İç pazarda tablo oldukça canlı. Yılın ilk beş ayında yurtiçi satışlar yüzde 3,1 artışla 507 bin adede yükseldi. Daha geniş bir perspektiften bakarsak, 2017’ye kıyasla yüzde 55,8 oranında büyüme görüyoruz ki bu, hem tüketicinin otomobile olan güveninin sürdüğünü hem de mobilite talebinin güçlü kaldığını gösteriyor. Özellikle elektrikli ve hibrit araçlara olan yönelimin pazar çeşitliliğini artırdığı görülüyor. Yine de finansmana erişimde yaşanan sıkıntılar ve yüksek faiz ortamı, düşük ve orta gelir grubundaki tüketicileri yeni araç satın almaktan uzaklaştırabilir.

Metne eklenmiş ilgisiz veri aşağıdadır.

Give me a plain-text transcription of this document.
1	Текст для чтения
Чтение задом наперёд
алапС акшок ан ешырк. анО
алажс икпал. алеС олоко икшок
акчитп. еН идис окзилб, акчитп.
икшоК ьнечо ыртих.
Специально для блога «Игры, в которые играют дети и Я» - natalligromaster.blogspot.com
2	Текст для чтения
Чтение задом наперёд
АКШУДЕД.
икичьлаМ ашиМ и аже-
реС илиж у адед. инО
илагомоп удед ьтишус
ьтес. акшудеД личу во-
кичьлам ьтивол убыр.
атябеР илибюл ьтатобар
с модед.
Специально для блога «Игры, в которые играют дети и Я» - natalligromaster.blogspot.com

İhracat tarafı ise sektörümüzün ana taşıyıcısı konumunda. 2025’in ilk beş ayında araç ihracatı yüzde 5,3 artışla 440 bin adede ulaştı. Toplam otomotiv ihracatı ise yüzde 10,1 yükselerek 16,59 milyar dolara çıktı. Tedarik sanayisinin ihracat performansı da yüzde 5,2’lik bir artışla 6,51 milyar dolara ulaştı. Bu, Türk otomotiv tedarik sanayisinin küresel değer zincirindeki yerini pekiştirdiğini gösteriyor. Ancak burada önemli bir noktaya dikkat çekmek gerekiyor: Bu rakamlar büyük ölçüde 3-4 yıl önce alınmış projelerin yansıması. İhracatta sürdürülebilir büyüme için yeni işlere ulaşmak şart. Aksi takdirde ilerleyen yıllarda ihracatta düşüş kaçınılmaz olabilir. Şu an ne yazık ki yeni proje kazanmakta zorlanıyoruz. Maliyetlerimiz, rakip ülkelerle kıyaslandığında rekabet gücümüzü zayıflatıyor.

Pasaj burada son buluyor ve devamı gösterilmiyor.